Hi all,
I have been trying to upload zarr data directly to S3. But I cannot achieve it yet.
I can read the data from S3 using fsspec filestream. There is no problem with that. But when I try to upload, I can’t use the same method.
data.to_zarr("s3:/sample-storage/new.zarr",
consolidated=True, mode='w',
storage_options = {
"key": access_key,
"secret": secret,
"endpoint": end_point
})
Also there is no much information or resource available on the internet, other than documentation of xarray, zarr and pangeo discourse forum.
Can someone help with this?
Thanks in advance!
1 Like
For some reason, to_zarr
never got the storage_options treatment. What you can instead, is create the mapper by hand
mapper = fsspec.get_mapper("s3://sample_storage/new.zarr",
key=, secret=, endpoint=)
data.to_zarr(mapper)
2 Likes
Thanks for the help @martindurant
I tried the same. But unfortunately it is throwing the following error.

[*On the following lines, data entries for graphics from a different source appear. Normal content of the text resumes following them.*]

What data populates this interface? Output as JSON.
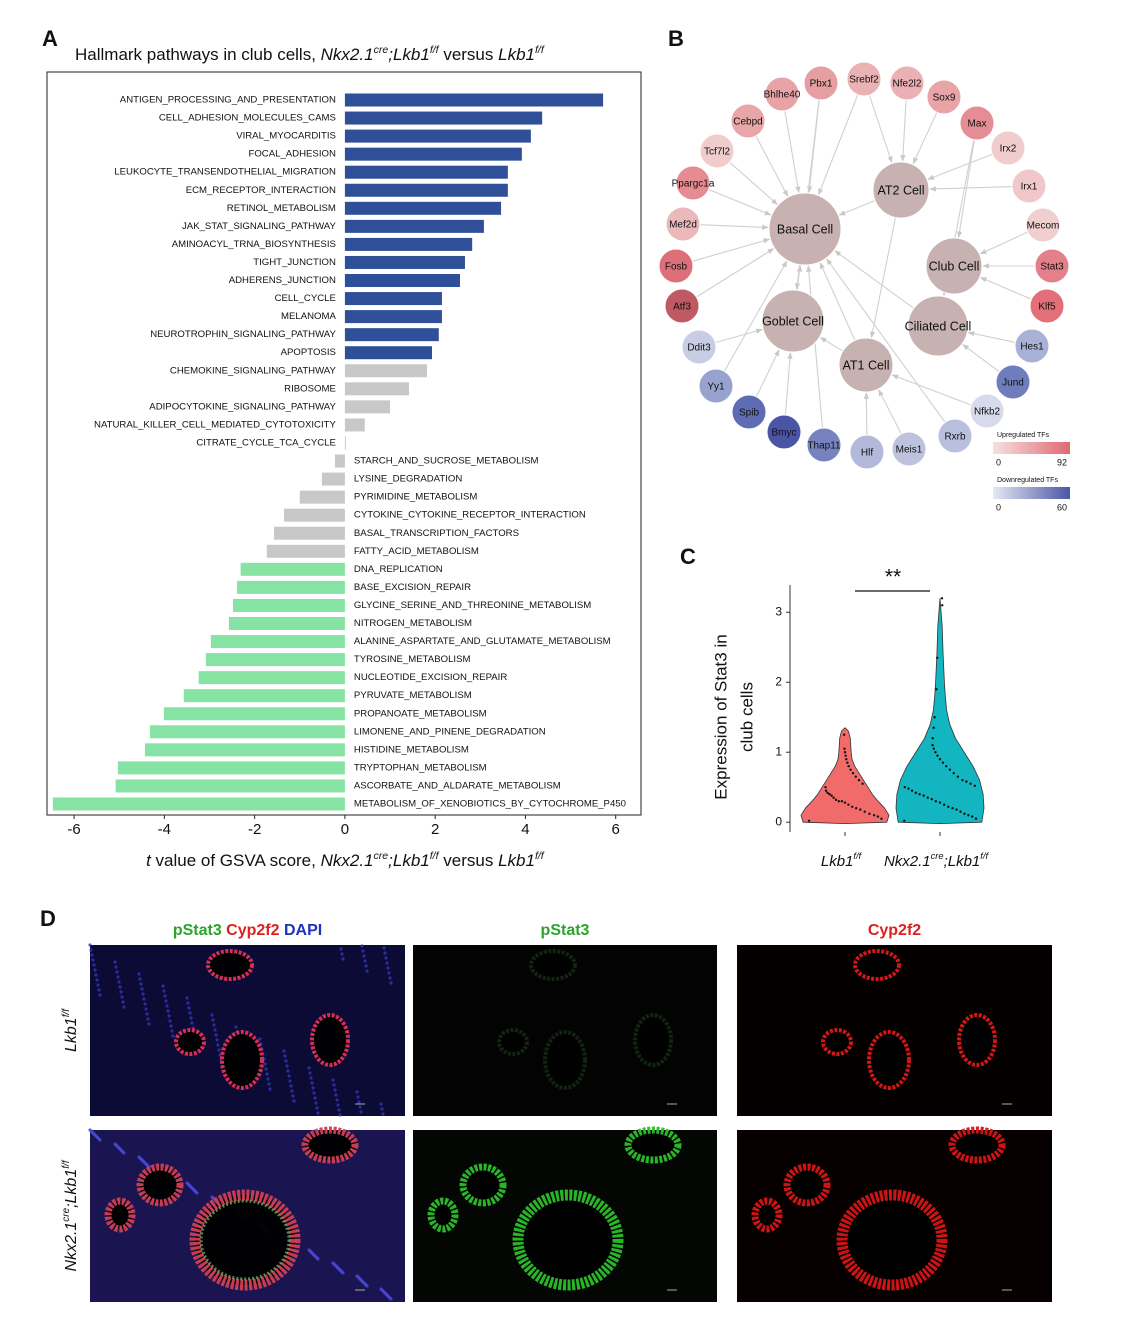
{
  "panel_labels": [
    "A",
    "B",
    "C",
    "D"
  ],
  "chart_data": [
    {
      "type": "bar",
      "orientation": "horizontal",
      "title": [
        [
          "Hallmark pathways in club cells, ",
          ""
        ],
        [
          "Nkx2.1",
          "i"
        ],
        [
          "cre",
          "is"
        ],
        [
          ";Lkb1",
          "i"
        ],
        [
          "f/f",
          "is"
        ],
        [
          " versus ",
          ""
        ],
        [
          "Lkb1",
          "i"
        ],
        [
          "f/f",
          "is"
        ]
      ],
      "categories": [
        "ANTIGEN_PROCESSING_AND_PRESENTATION",
        "CELL_ADHESION_MOLECULES_CAMS",
        "VIRAL_MYOCARDITIS",
        "FOCAL_ADHESION",
        "LEUKOCYTE_TRANSENDOTHELIAL_MIGRATION",
        "ECM_RECEPTOR_INTERACTION",
        "RETINOL_METABOLISM",
        "JAK_STAT_SIGNALING_PATHWAY",
        "AMINOACYL_TRNA_BIOSYNTHESIS",
        "TIGHT_JUNCTION",
        "ADHERENS_JUNCTION",
        "CELL_CYCLE",
        "MELANOMA",
        "NEUROTROPHIN_SIGNALING_PATHWAY",
        "APOPTOSIS",
        "CHEMOKINE_SIGNALING_PATHWAY",
        "RIBOSOME",
        "ADIPOCYTOKINE_SIGNALING_PATHWAY",
        "NATURAL_KILLER_CELL_MEDIATED_CYTOTOXICITY",
        "CITRATE_CYCLE_TCA_CYCLE",
        "STARCH_AND_SUCROSE_METABOLISM",
        "LYSINE_DEGRADATION",
        "PYRIMIDINE_METABOLISM",
        "CYTOKINE_CYTOKINE_RECEPTOR_INTERACTION",
        "BASAL_TRANSCRIPTION_FACTORS",
        "FATTY_ACID_METABOLISM",
        "DNA_REPLICATION",
        "BASE_EXCISION_REPAIR",
        "GLYCINE_SERINE_AND_THREONINE_METABOLISM",
        "NITROGEN_METABOLISM",
        "ALANINE_ASPARTATE_AND_GLUTAMATE_METABOLISM",
        "TYROSINE_METABOLISM",
        "NUCLEOTIDE_EXCISION_REPAIR",
        "PYRUVATE_METABOLISM",
        "PROPANOATE_METABOLISM",
        "LIMONENE_AND_PINENE_DEGRADATION",
        "HISTIDINE_METABOLISM",
        "TRYPTOPHAN_METABOLISM",
        "ASCORBATE_AND_ALDARATE_METABOLISM",
        "METABOLISM_OF_XENOBIOTICS_BY_CYTOCHROME_P450"
      ],
      "values": [
        5.72,
        4.37,
        4.12,
        3.92,
        3.61,
        3.61,
        3.46,
        3.08,
        2.82,
        2.66,
        2.55,
        2.15,
        2.15,
        2.08,
        1.93,
        1.82,
        1.42,
        1.0,
        0.44,
        0.02,
        -0.22,
        -0.51,
        -1.0,
        -1.35,
        -1.57,
        -1.73,
        -2.31,
        -2.39,
        -2.48,
        -2.57,
        -2.97,
        -3.08,
        -3.24,
        -3.57,
        -4.01,
        -4.32,
        -4.43,
        -5.03,
        -5.08,
        -6.47
      ],
      "colors": [
        "#2f4f99",
        "#2f4f99",
        "#2f4f99",
        "#2f4f99",
        "#2f4f99",
        "#2f4f99",
        "#2f4f99",
        "#2f4f99",
        "#2f4f99",
        "#2f4f99",
        "#2f4f99",
        "#2f4f99",
        "#2f4f99",
        "#2f4f99",
        "#2f4f99",
        "#c8c8c8",
        "#c8c8c8",
        "#c8c8c8",
        "#c8c8c8",
        "#c8c8c8",
        "#c8c8c8",
        "#c8c8c8",
        "#c8c8c8",
        "#c8c8c8",
        "#c8c8c8",
        "#c8c8c8",
        "#86e3a3",
        "#86e3a3",
        "#86e3a3",
        "#86e3a3",
        "#86e3a3",
        "#86e3a3",
        "#86e3a3",
        "#86e3a3",
        "#86e3a3",
        "#86e3a3",
        "#86e3a3",
        "#86e3a3",
        "#86e3a3",
        "#86e3a3"
      ],
      "xlim": [
        -6.6,
        6.56
      ],
      "xticks": [
        -6,
        -4,
        -2,
        0,
        2,
        4,
        6
      ],
      "xlabel": [
        [
          "t",
          "i"
        ],
        [
          " value of GSVA score, ",
          ""
        ],
        [
          "Nkx2.1",
          "i"
        ],
        [
          "cre",
          "is"
        ],
        [
          ";Lkb1",
          "i"
        ],
        [
          "f/f",
          "is"
        ],
        [
          " versus ",
          ""
        ],
        [
          "Lkb1",
          "i"
        ],
        [
          "f/f",
          "is"
        ]
      ]
    },
    {
      "type": "violin",
      "ylim": [
        -0.14,
        3.39
      ],
      "yticks": [
        0,
        1,
        2,
        3
      ],
      "ylabel": [
        "Expression of Stat3 in",
        "club cells"
      ],
      "annotation": "**",
      "groups": [
        {
          "name": [
            [
              "Lkb1",
              "i"
            ],
            [
              "f/f",
              "is"
            ]
          ],
          "color": "#f26b6b",
          "density": {
            "y": [
              -0.02,
              0,
              0.1,
              0.2,
              0.3,
              0.4,
              0.5,
              0.6,
              0.7,
              0.8,
              0.9,
              1.0,
              1.1,
              1.2,
              1.3,
              1.35
            ],
            "width": [
              0,
              0.95,
              1,
              0.9,
              0.75,
              0.62,
              0.52,
              0.42,
              0.32,
              0.22,
              0.16,
              0.14,
              0.13,
              0.12,
              0.08,
              0
            ]
          },
          "points": [
            0.02,
            0.05,
            0.08,
            0.1,
            0.12,
            0.15,
            0.18,
            0.2,
            0.22,
            0.25,
            0.28,
            0.3,
            0.3,
            0.32,
            0.35,
            0.38,
            0.4,
            0.42,
            0.45,
            0.5,
            0.55,
            0.6,
            0.65,
            0.7,
            0.75,
            0.8,
            0.85,
            0.9,
            0.95,
            1.0,
            1.05,
            1.25
          ]
        },
        {
          "name": [
            [
              "Nkx2.1",
              "i"
            ],
            [
              "cre",
              "is"
            ],
            [
              ";Lkb1",
              "i"
            ],
            [
              "f/f",
              "is"
            ]
          ],
          "color": "#12b5c0",
          "density": {
            "y": [
              -0.02,
              0,
              0.2,
              0.4,
              0.6,
              0.8,
              1.0,
              1.2,
              1.4,
              1.6,
              1.8,
              2.0,
              2.4,
              2.8,
              3.2
            ],
            "width": [
              0,
              0.95,
              1,
              0.98,
              0.9,
              0.75,
              0.55,
              0.35,
              0.22,
              0.15,
              0.12,
              0.1,
              0.07,
              0.05,
              0
            ]
          },
          "points": [
            0.02,
            0.05,
            0.08,
            0.1,
            0.12,
            0.15,
            0.18,
            0.2,
            0.22,
            0.25,
            0.28,
            0.3,
            0.33,
            0.35,
            0.38,
            0.4,
            0.42,
            0.45,
            0.48,
            0.5,
            0.52,
            0.55,
            0.58,
            0.6,
            0.65,
            0.7,
            0.75,
            0.8,
            0.85,
            0.9,
            0.95,
            1.0,
            1.05,
            1.1,
            1.2,
            1.35,
            1.5,
            1.9,
            2.35,
            3.1,
            3.2
          ]
        }
      ]
    }
  ],
  "network": {
    "nodes": [
      {
        "label": "Basal Cell",
        "color": "#c7b1b1",
        "kind": "hub"
      },
      {
        "label": "AT2 Cell",
        "color": "#c7b1b1",
        "kind": "hub"
      },
      {
        "label": "Club Cell",
        "color": "#c7b1b1",
        "kind": "hub"
      },
      {
        "label": "Goblet Cell",
        "color": "#c7b1b1",
        "kind": "hub"
      },
      {
        "label": "Ciliated Cell",
        "color": "#c7b1b1",
        "kind": "hub"
      },
      {
        "label": "AT1 Cell",
        "color": "#c7b1b1",
        "kind": "hub"
      },
      {
        "label": "Bhlhe40",
        "color": "#e8a3a6",
        "kind": "tf"
      },
      {
        "label": "Pbx1",
        "color": "#e59ea2",
        "kind": "tf"
      },
      {
        "label": "Srebf2",
        "color": "#eab2b4",
        "kind": "tf"
      },
      {
        "label": "Nfe2l2",
        "color": "#eab0b3",
        "kind": "tf"
      },
      {
        "label": "Sox9",
        "color": "#e8a4a7",
        "kind": "tf"
      },
      {
        "label": "Cebpd",
        "color": "#e9a6a9",
        "kind": "tf"
      },
      {
        "label": "Max",
        "color": "#e58d94",
        "kind": "tf"
      },
      {
        "label": "Tcf7l2",
        "color": "#f0cccd",
        "kind": "tf"
      },
      {
        "label": "Irx2",
        "color": "#f0cccd",
        "kind": "tf"
      },
      {
        "label": "Ppargc1a",
        "color": "#e68b91",
        "kind": "tf"
      },
      {
        "label": "Irx1",
        "color": "#f0c8ca",
        "kind": "tf"
      },
      {
        "label": "Mef2d",
        "color": "#ecb9bb",
        "kind": "tf"
      },
      {
        "label": "Mecom",
        "color": "#f0cfd0",
        "kind": "tf"
      },
      {
        "label": "Fosb",
        "color": "#dc6f78",
        "kind": "tf"
      },
      {
        "label": "Stat3",
        "color": "#e48089",
        "kind": "tf"
      },
      {
        "label": "Atf3",
        "color": "#c05a62",
        "kind": "tf"
      },
      {
        "label": "Klf5",
        "color": "#e36f79",
        "kind": "tf"
      },
      {
        "label": "Ddit3",
        "color": "#c9cde4",
        "kind": "tf"
      },
      {
        "label": "Hes1",
        "color": "#a9b1d6",
        "kind": "tf"
      },
      {
        "label": "Yy1",
        "color": "#98a2cf",
        "kind": "tf"
      },
      {
        "label": "Jund",
        "color": "#6f7dbd",
        "kind": "tf"
      },
      {
        "label": "Spib",
        "color": "#5e6cb4",
        "kind": "tf"
      },
      {
        "label": "Nfkb2",
        "color": "#d7daeb",
        "kind": "tf"
      },
      {
        "label": "Bmyc",
        "color": "#4a55a6",
        "kind": "tf"
      },
      {
        "label": "Rxrb",
        "color": "#b9c0de",
        "kind": "tf"
      },
      {
        "label": "Thap11",
        "color": "#7783c0",
        "kind": "tf"
      },
      {
        "label": "Hlf",
        "color": "#b2b9db",
        "kind": "tf"
      },
      {
        "label": "Meis1",
        "color": "#bdc3df",
        "kind": "tf"
      }
    ],
    "edges": [
      [
        6,
        0
      ],
      [
        7,
        0
      ],
      [
        8,
        0
      ],
      [
        9,
        1
      ],
      [
        10,
        1
      ],
      [
        11,
        0
      ],
      [
        12,
        2
      ],
      [
        13,
        0
      ],
      [
        14,
        1
      ],
      [
        15,
        0
      ],
      [
        16,
        1
      ],
      [
        17,
        0
      ],
      [
        18,
        2
      ],
      [
        19,
        0
      ],
      [
        20,
        2
      ],
      [
        21,
        0
      ],
      [
        22,
        2
      ],
      [
        23,
        3
      ],
      [
        24,
        4
      ],
      [
        25,
        0
      ],
      [
        26,
        4
      ],
      [
        27,
        3
      ],
      [
        28,
        5
      ],
      [
        29,
        3
      ],
      [
        30,
        0
      ],
      [
        31,
        0
      ],
      [
        32,
        5
      ],
      [
        33,
        5
      ],
      [
        5,
        0
      ],
      [
        5,
        3
      ],
      [
        4,
        0
      ],
      [
        1,
        0
      ],
      [
        1,
        5
      ],
      [
        3,
        0
      ],
      [
        7,
        3
      ],
      [
        12,
        4
      ],
      [
        8,
        1
      ]
    ],
    "legend": [
      {
        "title": "Upregulated TFs",
        "colors": [
          "#f7e0e0",
          "#de6a73"
        ],
        "lim": [
          0,
          92
        ],
        "ticks": [
          0,
          92
        ]
      },
      {
        "title": "Downregulated TFs",
        "colors": [
          "#e5e8f3",
          "#4a56a7"
        ],
        "lim": [
          0,
          60
        ],
        "ticks": [
          0,
          60
        ]
      }
    ]
  },
  "images": {
    "columns": [
      [
        [
          "pStat3 ",
          "",
          "#2aa52a"
        ],
        [
          "Cyp2f2 ",
          "",
          "#e02020"
        ],
        [
          "DAPI",
          "",
          "#2030c0"
        ]
      ],
      [
        [
          "pStat3",
          "",
          "#2aa52a"
        ]
      ],
      [
        [
          "Cyp2f2",
          "",
          "#e02020"
        ]
      ]
    ],
    "rows": [
      [
        [
          "Lkb1",
          "i"
        ],
        [
          "f/f",
          "is"
        ]
      ],
      [
        [
          "Nkx2.1",
          "i"
        ],
        [
          "cre",
          "is"
        ],
        [
          ";Lkb1",
          "i"
        ],
        [
          "f/f",
          "is"
        ]
      ]
    ]
  }
}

TypeError: __init__() got an unexpected keyword argument 'endpoint'
I tried multiple naming conventions for each of the three variables like key, access_key, access, secret_key, endpoint_url etc. But all returns the same error.
1 Like
Ah, I didn’t actually check that the arguments you provided for storage_options were reasonable. I believe it should be
mapper = fsspec.get_mapper("s3://sample_storage/new.zarr",
key=, secret=, client_kwargs=dict(endpoint_url= ))
data.to_zarr(mapper)
2 Likes
I just tried a small test case on our USGS HPC system, reading a 1.2GB uncompressed NetCDF4 file and then writing zarr directly to s3, but it took a super long time – 23 minutes.

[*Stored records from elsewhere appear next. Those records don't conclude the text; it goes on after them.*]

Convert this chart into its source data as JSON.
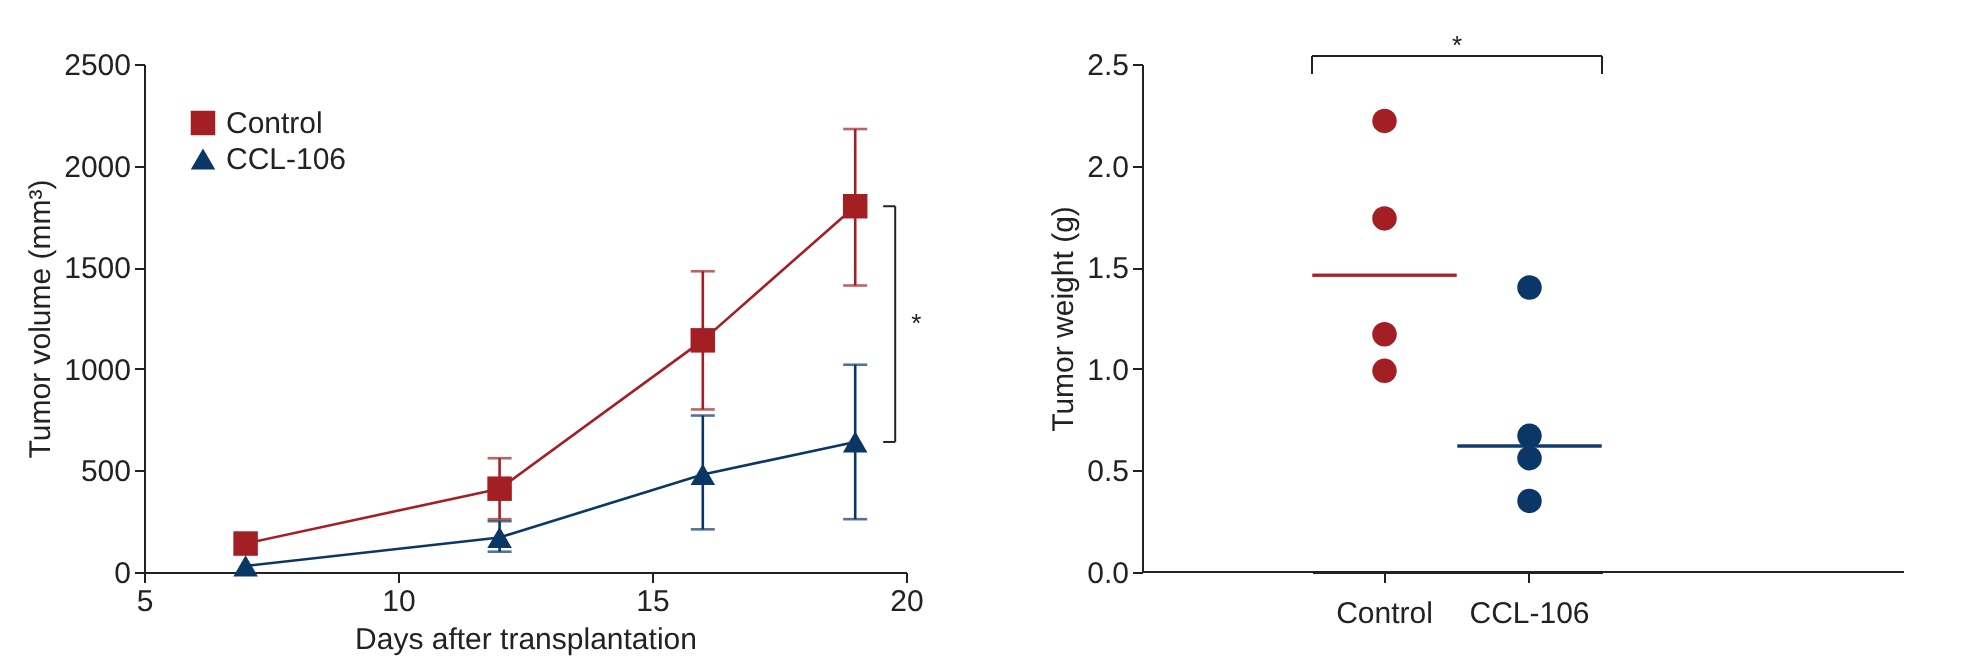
{
  "chart_data": [
    {
      "type": "line",
      "xlabel": "Days after transplantation",
      "ylabel": "Tumor volume (mm³)",
      "x": [
        7,
        12,
        16,
        19
      ],
      "xlim": [
        5,
        20
      ],
      "xticks": [
        5,
        10,
        15,
        20
      ],
      "ylim": [
        0,
        2500
      ],
      "yticks": [
        0,
        500,
        1000,
        1500,
        2000,
        2500
      ],
      "series": [
        {
          "name": "Control",
          "color": "#a31f24",
          "marker": "square",
          "values": [
            140,
            410,
            1140,
            1800
          ],
          "errors": [
            null,
            [
              260,
              560
            ],
            [
              800,
              1480
            ],
            [
              1410,
              2180
            ]
          ]
        },
        {
          "name": "CCL-106",
          "color": "#0b3766",
          "marker": "triangle",
          "values": [
            30,
            170,
            480,
            640
          ],
          "errors": [
            null,
            [
              100,
              250
            ],
            [
              210,
              770
            ],
            [
              260,
              1020
            ]
          ]
        }
      ],
      "legend": "top left",
      "grid": false,
      "annotations": [
        "*"
      ]
    },
    {
      "type": "scatter",
      "ylabel": "Tumor weight (g)",
      "categories": [
        "Control",
        "CCL-106"
      ],
      "ylim": [
        0,
        2.5
      ],
      "yticks": [
        {
          "value": 0,
          "label": "0.0"
        },
        {
          "value": 0.5,
          "label": "0.5"
        },
        {
          "value": 1,
          "label": "1.0"
        },
        {
          "value": 1.5,
          "label": "1.5"
        },
        {
          "value": 2,
          "label": "2.0"
        },
        {
          "value": 2.5,
          "label": "2.5"
        }
      ],
      "series": [
        {
          "type": "scatter",
          "color": "#a31f24",
          "x": [
            "Control",
            "Control",
            "Control",
            "Control"
          ],
          "values": [
            2.22,
            1.74,
            1.17,
            0.99
          ]
        },
        {
          "type": "scatter",
          "color": "#0b3766",
          "x": [
            "CCL-106",
            "CCL-106",
            "CCL-106",
            "CCL-106"
          ],
          "values": [
            1.4,
            0.67,
            0.56,
            0.35
          ]
        },
        {
          "type": "box",
          "color": "#a31f24",
          "x": [
            "Control"
          ],
          "boxes": [
            {
              "low": 1.46,
              "q1": 1.46,
              "median": 1.46,
              "q3": 1.46,
              "high": 1.46
            }
          ]
        },
        {
          "type": "box",
          "color": "#0b3766",
          "x": [
            "CCL-106"
          ],
          "boxes": [
            {
              "low": 0.62,
              "q1": 0.62,
              "median": 0.62,
              "q3": 0.62,
              "high": 0.62
            }
          ]
        }
      ],
      "marker": "circle",
      "legend": false,
      "grid": false,
      "annotations": [
        "*"
      ]
    }
  ]
}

I then tried it with my usual method of writing locally and then copying to s3 using the AWS CLI, and it took 6 s to write, and then 20 s to transfer, so 26s total.

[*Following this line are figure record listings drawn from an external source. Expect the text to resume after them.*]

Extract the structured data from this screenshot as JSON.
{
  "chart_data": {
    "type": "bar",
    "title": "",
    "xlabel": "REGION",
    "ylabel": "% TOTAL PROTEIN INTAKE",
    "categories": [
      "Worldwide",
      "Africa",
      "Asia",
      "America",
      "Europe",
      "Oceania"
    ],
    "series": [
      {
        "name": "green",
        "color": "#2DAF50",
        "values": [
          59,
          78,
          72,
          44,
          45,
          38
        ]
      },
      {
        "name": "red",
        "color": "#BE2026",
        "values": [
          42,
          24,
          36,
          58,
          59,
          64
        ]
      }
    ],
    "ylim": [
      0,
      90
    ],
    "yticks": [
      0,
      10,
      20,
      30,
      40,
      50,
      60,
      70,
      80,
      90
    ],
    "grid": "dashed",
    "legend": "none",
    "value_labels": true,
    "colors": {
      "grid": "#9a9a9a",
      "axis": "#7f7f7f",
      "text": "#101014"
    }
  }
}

This dataset has 13Mb chunks, but only 1 chunk per variable, with 188 data variables.
@martindurant, do you have an explanation for this behavior?
(the fsspec version I used was 2021.10.1, in case that’s relevant)
1 Like
The dask local client and dashboard could be used to profile, or even just %%snakeviz
. I don’t have an immediate suggestion. It would be useful to know how many total chunks there is the data.
1 Like
It worked perfectly fine for me. I needed to add “https://” before the endpoint_url as well.
Thank you so much for the help!!
1 Like
23 minutes vs 26 seconds is indeed a huge difference! Rich could you post the profile information from your experiments? That would be super helpful.